Asks Finch: Does the business have the technology bandwidth to cope with a remote workforce? Are internal systems configured, established, and robust enough to meet the “unprecedented surge in peak demand?”

6. Exercise scenario-planning drills. Hinton recommends exercising realistic scenarios that provide executives with an opportunity to practice crisis response in a safe environment. “It’s not too late to conduct exercising in the middle of the coronavirus outbreak, especially given the ‘long tail’ this crisis will likely have,” he says. “A longer-term focused coronavirus scenario provides executives a unique and experiential environment to think through tough issues in both the present and future as it relates to the outbreak that is far more effective than having a traditional executive meeting.”
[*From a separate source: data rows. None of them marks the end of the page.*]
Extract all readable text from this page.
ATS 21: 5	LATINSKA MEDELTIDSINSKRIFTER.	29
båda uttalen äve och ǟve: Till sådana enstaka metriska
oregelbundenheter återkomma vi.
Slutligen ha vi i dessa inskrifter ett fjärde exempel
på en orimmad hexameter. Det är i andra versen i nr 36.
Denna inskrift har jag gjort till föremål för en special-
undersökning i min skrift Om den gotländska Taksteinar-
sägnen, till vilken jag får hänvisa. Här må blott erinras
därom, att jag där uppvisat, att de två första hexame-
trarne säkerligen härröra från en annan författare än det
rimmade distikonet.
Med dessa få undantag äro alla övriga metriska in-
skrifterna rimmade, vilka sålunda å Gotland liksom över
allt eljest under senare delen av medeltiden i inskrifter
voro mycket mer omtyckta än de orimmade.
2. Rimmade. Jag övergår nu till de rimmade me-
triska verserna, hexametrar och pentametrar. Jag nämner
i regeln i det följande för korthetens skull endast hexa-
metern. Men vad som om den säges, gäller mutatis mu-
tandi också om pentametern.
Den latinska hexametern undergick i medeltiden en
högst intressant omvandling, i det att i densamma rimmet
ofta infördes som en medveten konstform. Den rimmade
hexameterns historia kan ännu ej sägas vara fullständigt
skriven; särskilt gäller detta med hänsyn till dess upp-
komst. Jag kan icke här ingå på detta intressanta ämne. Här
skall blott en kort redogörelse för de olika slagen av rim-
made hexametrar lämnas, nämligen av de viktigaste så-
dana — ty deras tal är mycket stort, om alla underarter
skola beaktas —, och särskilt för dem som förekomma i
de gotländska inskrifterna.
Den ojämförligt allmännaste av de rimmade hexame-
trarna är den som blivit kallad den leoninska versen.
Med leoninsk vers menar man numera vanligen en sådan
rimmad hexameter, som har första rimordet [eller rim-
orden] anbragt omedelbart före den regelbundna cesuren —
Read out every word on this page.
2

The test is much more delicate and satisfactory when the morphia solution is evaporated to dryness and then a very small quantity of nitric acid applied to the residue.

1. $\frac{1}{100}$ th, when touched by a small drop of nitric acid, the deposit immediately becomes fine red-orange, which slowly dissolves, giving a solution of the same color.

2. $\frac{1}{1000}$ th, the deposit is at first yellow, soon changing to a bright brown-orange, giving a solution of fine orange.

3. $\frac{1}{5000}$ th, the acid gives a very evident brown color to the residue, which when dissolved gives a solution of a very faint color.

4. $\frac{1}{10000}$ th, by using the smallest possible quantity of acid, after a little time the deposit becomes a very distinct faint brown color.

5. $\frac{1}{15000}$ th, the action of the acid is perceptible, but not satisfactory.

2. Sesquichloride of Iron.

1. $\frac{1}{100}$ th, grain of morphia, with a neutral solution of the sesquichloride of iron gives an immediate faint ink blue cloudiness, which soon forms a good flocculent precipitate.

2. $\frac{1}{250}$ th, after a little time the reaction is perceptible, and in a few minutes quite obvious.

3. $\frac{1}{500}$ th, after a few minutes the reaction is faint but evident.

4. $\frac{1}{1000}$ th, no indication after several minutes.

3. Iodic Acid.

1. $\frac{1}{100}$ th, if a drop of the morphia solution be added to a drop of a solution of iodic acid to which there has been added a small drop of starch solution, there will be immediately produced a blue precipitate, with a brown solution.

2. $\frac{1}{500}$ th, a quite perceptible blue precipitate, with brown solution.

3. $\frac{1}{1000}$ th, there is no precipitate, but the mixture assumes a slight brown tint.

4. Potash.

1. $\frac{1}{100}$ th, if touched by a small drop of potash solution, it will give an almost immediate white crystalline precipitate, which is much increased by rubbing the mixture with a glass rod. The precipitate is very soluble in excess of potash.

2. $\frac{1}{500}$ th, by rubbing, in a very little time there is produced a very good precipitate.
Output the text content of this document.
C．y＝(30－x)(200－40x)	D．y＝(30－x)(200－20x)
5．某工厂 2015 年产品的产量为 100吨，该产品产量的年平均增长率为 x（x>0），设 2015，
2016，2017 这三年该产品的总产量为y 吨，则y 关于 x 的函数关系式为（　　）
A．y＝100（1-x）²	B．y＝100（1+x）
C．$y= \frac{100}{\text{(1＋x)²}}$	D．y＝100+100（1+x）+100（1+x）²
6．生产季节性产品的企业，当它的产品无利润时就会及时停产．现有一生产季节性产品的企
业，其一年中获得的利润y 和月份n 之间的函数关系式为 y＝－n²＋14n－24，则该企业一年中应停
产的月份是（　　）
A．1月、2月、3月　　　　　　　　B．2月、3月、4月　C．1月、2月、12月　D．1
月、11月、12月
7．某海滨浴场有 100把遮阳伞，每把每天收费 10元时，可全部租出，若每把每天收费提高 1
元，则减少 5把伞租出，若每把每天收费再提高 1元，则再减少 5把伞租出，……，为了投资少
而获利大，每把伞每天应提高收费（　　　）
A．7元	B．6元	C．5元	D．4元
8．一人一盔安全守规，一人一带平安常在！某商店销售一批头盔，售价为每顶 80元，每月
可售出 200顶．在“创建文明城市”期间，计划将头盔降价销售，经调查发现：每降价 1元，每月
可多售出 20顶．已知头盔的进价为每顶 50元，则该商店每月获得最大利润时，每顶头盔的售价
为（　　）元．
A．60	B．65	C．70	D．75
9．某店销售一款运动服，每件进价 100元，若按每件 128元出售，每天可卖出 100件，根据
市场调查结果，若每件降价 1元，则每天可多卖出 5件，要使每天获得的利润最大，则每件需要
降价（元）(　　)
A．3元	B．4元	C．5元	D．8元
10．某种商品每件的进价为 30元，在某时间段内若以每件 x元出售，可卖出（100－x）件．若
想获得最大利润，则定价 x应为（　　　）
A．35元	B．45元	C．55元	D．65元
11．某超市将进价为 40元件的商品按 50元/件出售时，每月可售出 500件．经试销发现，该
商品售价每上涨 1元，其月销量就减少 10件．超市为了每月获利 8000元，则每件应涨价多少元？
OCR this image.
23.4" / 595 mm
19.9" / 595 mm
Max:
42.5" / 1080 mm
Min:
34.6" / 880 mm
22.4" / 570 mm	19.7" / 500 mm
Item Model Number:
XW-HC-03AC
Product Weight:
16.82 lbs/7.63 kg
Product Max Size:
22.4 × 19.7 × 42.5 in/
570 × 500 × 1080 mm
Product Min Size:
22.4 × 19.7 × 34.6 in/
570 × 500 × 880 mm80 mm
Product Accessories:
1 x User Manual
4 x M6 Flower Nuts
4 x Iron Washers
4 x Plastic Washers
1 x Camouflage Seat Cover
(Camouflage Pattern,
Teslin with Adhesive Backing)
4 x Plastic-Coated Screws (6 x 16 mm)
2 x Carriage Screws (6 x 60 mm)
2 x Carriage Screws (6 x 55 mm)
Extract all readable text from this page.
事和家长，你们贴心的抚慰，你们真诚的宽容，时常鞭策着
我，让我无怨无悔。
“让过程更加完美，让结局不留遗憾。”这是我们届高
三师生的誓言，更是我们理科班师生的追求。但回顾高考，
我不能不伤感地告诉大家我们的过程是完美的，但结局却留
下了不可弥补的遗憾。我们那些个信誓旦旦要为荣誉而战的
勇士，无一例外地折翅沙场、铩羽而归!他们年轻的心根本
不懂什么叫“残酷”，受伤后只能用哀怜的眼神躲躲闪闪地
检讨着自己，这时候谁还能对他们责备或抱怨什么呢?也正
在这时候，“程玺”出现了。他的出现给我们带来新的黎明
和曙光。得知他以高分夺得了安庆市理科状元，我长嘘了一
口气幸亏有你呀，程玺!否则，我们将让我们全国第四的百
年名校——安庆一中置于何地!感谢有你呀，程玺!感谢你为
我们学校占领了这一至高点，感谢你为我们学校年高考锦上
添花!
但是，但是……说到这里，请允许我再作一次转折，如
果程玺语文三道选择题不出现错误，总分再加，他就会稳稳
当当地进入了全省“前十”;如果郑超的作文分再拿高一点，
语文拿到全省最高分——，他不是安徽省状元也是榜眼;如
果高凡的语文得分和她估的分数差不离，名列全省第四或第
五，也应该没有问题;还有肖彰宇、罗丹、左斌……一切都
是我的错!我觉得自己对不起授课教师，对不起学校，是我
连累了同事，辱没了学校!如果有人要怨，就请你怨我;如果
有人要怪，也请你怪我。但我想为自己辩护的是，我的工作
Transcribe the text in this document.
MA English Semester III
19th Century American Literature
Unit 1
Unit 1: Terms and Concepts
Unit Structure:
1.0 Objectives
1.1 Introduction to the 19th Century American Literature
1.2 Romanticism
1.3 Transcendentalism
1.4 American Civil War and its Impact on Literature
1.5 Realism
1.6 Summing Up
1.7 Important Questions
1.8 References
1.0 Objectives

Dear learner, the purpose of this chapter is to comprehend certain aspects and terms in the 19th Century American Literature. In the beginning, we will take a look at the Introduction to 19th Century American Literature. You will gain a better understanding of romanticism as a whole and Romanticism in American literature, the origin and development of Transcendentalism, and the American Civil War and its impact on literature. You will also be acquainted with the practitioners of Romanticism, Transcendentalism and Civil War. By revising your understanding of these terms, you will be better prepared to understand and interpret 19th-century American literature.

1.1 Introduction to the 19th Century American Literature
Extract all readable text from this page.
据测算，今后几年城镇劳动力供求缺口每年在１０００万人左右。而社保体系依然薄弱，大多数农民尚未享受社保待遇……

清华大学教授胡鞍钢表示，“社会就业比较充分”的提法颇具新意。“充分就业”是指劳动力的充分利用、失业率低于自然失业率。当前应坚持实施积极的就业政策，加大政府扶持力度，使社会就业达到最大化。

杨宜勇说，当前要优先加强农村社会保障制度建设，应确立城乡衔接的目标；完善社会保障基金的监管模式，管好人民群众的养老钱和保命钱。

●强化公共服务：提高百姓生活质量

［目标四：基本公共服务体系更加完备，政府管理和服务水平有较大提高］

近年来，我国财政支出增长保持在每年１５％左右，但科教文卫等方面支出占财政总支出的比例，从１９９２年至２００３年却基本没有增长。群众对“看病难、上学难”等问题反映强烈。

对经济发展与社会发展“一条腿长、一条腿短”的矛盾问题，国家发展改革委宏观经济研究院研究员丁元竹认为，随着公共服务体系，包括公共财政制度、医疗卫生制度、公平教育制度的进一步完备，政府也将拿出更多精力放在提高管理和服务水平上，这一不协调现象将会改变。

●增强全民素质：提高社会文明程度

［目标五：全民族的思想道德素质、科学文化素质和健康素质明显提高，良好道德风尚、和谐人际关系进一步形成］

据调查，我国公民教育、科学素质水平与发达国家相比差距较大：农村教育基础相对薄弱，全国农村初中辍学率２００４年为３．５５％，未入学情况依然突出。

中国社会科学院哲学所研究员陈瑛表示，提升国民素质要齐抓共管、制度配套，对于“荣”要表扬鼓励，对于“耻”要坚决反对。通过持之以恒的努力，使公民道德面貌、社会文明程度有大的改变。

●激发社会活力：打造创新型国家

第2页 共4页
7. Don’t forget about the recovery stage. Many companies make the mistake of spending significant time on the readiness and response stage of a crisis and often forget about the recovery stage, Hinton says. “Recovery, in its simplest form, is focused on how the organization transitions back to business-as-usual as a crisis starts to slow down and/or cease to exist,” he says.

Eventually things will slow down again, and when they do, one thing companies can do is a “crisis-focused lookback that provides the organization with insight into not only how they performed during the crisis (response evaluation), but how ready they were for the crisis in the first place (readiness evaluation),” Hinton says. “The insight gained in these reviews is invaluable, but many organizations don’t do them, and they end up making the same mistakes in the next crisis.”

8. Keep calm and carry on. “When you have so many things coming at you in a crisis scenario, it can be easy to get lost in the weeds,” Halter says. It’s important to pause and to constantly be tracking back to the company’s overall crisis management objectives—whether that’s maintaining a healthy workforce, managing the production of key facilities, or customer relations—and being willing to adjust course in real-time.

We are all experiencing an unprecedented time. “There will be error,” Halter says. “The key thing is how quickly you can assess the error or assess the adjustment that needs to be made and actually make it.”